The opening act was a band called Honey Moon, which performed for about half an hour. I have to be honest and say that I couldn’t really pay attention to what they were singing because the only thing I could think was about Darren coming on stage. I couldn’t wait any longer.
After the guests performance Darren’s Crew came on stage to get everything ready for his show. That was when I spotted Troy making sure that there were enough water bottles on stage.
Suddenly, the big moment had come. The lights started to go down low and I Robert walked on stage. I couldn’t help it but to scream his name out loud. He looked at the crowd with that smile and did the “peace” sign with his hand while he turned all the screens (that were a part of the scenery) on. Then, he sat behind his keyboard and at the same minute Darren came on stage and the first notes from Void started to play.
Everyone screamed and I could not believe he was in front of me singing. The show had begun.
Sadly, I cannot remember the order of the songs… I was such in a state of excitement!! I can remember that the first song of the night was Void and it was beautiful. I can also remember I went crazy when heard the first notes of Strange Relationship. And hearing Darkness live made my heart freeze. The high point of the show (for me personally) was when Darren sang To The Moon & Back. This was the song that made me fall in love with Darren’s voice the first time I heard it about 8 years ago. So, it will always have a very special meaning to me.
Darren called someone to be on stage with him during that song. When he started to look for someone, everyone that was around me started to shout for him to pick me, and waving the Portuguese flag in the air. I wasn’t the one that he picked but I’ll be forever grateful to everyone who was there with me making me feel so special.
Actually, I am not sure if I would be able to go on stage with him… I am a very shy person and I would probably make a fool of myself with Darren standing by my side.
During the show I felt so many different things… I cried…I laughed…I danced…I felt emotional again…and it’s been four days since that night and I still feel emotionally drained.
I kept praying for the moment that he had to leave the stage would never happen and the magic would last forever… but it didn’t.
When Darren said goodbye I felt so sad…so fragile and emotional. I didn’t want him to leave.
In seconds we saw him disappearing from stage. And I felt a void.
I will never be able to thank Darren Hayes enough for being just…Darren Hayes!! For being the wonderful person he is and for letting us into his heart. This show was a journey through his feelings…through my feelings.
I’ll never forget his smile that night.
As the entire world knows I have been a fan of Leonie for such a long time but have never had the chance of meeting her in person.
So, I thought this would be my chance…but unfortunately it wasn’t. I soon found out she wasn’t going to be at the one show I was going to…and it was such a disappointment. I am obviously not disappointed with her or with anyone else. I respect her and love her too much to feel disappointed.
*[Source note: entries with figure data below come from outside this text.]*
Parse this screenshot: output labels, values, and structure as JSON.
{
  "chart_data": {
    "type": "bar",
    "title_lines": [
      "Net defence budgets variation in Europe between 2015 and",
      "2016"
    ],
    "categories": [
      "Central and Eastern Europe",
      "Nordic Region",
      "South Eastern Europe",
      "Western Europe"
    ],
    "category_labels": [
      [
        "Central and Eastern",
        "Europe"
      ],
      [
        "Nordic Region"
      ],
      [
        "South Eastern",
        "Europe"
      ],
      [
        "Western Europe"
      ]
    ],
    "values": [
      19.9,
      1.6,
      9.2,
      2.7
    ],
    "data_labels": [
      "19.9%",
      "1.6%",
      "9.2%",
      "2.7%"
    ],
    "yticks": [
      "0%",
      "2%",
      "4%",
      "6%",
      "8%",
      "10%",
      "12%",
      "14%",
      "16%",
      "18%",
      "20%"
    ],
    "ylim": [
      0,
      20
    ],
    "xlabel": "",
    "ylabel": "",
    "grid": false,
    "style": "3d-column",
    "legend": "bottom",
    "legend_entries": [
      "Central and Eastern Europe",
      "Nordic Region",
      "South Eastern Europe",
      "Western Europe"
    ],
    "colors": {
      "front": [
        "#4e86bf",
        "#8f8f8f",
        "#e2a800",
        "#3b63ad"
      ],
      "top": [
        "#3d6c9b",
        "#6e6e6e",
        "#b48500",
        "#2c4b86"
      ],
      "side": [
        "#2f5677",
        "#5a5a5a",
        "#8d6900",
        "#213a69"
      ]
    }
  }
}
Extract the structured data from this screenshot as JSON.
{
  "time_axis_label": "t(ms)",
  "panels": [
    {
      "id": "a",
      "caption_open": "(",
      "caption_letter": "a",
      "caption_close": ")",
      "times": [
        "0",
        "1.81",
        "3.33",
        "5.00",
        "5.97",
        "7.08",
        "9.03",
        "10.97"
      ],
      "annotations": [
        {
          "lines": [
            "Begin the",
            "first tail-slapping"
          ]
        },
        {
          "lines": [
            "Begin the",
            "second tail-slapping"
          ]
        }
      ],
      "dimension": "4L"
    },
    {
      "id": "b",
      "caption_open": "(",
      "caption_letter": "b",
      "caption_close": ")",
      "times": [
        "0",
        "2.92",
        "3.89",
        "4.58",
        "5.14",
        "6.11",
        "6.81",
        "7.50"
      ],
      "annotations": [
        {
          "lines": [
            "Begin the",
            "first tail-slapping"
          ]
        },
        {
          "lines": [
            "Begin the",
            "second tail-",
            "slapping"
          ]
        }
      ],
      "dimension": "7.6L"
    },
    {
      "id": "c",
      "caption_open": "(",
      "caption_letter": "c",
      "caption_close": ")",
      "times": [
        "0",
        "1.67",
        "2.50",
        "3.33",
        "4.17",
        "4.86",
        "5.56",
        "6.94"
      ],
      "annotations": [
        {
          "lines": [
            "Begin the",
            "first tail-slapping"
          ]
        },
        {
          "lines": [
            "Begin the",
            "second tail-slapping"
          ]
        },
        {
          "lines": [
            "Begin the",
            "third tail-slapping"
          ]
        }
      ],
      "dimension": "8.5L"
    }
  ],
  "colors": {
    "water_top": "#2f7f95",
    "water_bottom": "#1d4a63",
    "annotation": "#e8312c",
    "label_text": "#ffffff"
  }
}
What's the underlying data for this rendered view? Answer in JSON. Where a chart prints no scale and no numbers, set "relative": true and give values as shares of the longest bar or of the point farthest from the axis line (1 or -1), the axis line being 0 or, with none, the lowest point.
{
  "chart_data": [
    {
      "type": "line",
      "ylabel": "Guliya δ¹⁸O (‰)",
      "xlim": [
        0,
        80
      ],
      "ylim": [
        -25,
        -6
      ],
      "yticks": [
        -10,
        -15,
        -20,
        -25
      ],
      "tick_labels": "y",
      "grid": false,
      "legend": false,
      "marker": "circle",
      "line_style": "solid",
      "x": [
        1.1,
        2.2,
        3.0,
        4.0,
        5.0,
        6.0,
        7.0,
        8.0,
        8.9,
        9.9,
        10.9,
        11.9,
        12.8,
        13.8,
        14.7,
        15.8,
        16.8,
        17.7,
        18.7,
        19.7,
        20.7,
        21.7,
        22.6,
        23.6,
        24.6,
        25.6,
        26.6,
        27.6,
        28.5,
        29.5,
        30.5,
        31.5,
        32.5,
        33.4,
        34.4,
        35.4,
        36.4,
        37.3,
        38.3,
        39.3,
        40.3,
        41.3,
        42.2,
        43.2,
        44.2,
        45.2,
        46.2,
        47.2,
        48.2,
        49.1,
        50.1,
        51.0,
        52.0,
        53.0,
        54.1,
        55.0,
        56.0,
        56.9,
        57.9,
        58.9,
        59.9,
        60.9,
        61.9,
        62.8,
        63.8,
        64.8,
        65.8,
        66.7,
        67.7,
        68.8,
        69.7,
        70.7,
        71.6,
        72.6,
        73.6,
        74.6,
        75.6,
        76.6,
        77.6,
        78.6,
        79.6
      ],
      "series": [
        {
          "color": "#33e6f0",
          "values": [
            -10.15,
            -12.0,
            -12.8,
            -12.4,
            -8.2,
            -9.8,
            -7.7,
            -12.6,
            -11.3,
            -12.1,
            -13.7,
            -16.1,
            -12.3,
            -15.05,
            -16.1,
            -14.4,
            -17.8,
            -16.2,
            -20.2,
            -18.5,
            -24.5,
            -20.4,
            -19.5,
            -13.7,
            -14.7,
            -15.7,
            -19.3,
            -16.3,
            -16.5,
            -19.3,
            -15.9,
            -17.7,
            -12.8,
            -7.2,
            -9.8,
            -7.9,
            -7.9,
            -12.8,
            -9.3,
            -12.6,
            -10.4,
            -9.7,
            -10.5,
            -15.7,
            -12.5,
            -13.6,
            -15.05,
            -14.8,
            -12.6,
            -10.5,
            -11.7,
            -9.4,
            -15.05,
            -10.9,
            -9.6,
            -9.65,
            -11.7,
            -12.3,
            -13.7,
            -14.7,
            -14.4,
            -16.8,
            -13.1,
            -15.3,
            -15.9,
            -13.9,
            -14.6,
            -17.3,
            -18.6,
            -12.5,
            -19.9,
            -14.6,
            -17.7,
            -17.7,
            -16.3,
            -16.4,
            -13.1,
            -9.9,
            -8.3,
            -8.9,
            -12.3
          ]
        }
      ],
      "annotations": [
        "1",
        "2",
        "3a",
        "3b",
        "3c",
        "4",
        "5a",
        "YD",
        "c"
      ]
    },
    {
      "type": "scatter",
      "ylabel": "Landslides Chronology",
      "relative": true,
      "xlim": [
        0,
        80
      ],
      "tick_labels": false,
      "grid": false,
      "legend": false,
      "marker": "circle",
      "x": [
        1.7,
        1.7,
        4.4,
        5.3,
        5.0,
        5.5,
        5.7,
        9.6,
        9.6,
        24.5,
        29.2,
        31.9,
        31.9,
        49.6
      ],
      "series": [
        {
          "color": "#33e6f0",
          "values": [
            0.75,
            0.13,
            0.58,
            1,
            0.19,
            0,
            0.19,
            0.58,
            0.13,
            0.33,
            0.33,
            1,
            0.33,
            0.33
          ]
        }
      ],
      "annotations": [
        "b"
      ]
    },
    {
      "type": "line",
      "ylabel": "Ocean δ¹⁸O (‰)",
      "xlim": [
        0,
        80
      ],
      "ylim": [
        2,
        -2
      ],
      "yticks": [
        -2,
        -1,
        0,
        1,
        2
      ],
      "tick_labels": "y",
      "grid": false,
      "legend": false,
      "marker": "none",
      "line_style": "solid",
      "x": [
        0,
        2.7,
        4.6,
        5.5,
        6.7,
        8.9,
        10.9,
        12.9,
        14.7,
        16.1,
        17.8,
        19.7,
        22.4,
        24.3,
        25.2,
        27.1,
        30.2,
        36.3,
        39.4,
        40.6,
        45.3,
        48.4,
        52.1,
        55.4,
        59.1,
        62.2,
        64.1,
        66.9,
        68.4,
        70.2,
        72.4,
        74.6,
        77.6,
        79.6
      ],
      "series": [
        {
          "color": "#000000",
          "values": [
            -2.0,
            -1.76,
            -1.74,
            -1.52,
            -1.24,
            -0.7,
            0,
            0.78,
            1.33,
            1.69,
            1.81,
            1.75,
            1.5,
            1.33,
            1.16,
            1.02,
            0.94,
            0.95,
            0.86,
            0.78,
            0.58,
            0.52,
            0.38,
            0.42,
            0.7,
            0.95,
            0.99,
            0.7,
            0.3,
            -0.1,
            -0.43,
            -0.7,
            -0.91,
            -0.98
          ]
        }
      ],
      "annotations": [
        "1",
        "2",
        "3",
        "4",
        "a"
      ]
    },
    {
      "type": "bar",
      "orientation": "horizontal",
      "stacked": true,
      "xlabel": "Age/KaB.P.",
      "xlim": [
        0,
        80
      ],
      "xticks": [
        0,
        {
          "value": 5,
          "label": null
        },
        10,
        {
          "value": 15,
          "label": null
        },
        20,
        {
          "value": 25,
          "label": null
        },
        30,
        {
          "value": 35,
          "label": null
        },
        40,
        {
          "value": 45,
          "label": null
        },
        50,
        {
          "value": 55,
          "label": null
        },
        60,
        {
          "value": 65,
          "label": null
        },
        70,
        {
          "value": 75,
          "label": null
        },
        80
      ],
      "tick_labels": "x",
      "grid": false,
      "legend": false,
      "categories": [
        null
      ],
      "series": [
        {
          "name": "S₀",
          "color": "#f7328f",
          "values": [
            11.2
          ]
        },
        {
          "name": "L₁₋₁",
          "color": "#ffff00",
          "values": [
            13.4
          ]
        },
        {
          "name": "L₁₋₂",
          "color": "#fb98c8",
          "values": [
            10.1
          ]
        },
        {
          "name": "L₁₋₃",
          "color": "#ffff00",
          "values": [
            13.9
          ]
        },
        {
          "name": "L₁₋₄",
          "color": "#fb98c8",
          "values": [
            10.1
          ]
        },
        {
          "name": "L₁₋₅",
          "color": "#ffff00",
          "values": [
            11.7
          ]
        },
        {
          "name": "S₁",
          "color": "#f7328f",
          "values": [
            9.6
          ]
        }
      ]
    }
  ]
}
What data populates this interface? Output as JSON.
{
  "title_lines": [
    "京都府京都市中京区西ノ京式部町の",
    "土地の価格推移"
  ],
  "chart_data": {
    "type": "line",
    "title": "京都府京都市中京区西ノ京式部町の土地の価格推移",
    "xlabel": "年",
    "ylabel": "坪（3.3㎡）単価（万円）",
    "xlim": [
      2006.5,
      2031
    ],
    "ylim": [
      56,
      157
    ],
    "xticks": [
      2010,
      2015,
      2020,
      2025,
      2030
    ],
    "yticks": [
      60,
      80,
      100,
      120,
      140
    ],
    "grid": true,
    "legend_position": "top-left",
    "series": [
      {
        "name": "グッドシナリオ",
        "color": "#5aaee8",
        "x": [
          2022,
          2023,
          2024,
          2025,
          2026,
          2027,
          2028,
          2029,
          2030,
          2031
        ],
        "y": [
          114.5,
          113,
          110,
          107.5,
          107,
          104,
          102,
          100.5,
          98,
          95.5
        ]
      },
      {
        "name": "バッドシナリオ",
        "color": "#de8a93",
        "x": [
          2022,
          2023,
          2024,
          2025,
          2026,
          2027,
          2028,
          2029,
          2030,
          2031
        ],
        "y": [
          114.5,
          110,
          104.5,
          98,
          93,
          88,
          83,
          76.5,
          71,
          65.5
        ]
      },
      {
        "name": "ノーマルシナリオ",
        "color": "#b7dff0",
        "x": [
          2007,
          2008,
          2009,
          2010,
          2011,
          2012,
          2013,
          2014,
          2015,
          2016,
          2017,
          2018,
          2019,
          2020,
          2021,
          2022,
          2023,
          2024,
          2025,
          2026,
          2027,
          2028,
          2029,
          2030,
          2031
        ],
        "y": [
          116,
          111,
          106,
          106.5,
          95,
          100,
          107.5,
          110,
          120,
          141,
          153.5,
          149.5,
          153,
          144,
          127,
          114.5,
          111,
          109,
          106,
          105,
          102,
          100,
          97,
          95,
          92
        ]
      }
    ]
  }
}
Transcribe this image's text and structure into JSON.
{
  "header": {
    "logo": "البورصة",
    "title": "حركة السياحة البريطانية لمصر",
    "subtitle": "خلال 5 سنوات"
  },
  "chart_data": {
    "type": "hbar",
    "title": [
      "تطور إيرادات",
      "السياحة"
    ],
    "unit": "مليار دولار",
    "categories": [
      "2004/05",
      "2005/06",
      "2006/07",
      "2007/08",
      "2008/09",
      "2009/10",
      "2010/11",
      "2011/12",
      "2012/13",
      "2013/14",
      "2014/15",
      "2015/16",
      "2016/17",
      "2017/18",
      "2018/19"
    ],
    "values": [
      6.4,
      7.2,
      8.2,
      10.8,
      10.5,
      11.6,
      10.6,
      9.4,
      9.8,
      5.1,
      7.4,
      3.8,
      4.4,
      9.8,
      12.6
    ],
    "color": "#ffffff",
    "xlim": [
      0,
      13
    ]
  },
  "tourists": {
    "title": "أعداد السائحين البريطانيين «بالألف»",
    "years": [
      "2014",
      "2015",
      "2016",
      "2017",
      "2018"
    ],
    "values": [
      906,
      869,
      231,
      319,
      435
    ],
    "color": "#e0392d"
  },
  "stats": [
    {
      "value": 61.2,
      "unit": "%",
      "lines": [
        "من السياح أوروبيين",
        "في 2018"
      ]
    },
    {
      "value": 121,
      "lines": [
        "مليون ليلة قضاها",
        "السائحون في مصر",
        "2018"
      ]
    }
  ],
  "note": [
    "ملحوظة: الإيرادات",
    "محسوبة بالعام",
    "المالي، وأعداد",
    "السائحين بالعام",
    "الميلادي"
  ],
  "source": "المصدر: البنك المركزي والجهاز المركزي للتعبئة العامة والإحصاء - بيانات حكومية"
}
I guess it just wasn’t meant to be…
I want to take this chance and thank Leonie for being such an inspiration to me. During all this time she helped me more than she will ever imagine.
I hope I can have the chance of saying this to her some day face to face.
Apart from being at the show I am so thankful for having the chance of meeting so many wonderful people I had spoken to online. It was something new for me to meet up with so many Darren Hayes fans. I had never had the chance of doing that before.
Thank you so much for making me feel so special that night. It was very hard for me to say goodbye.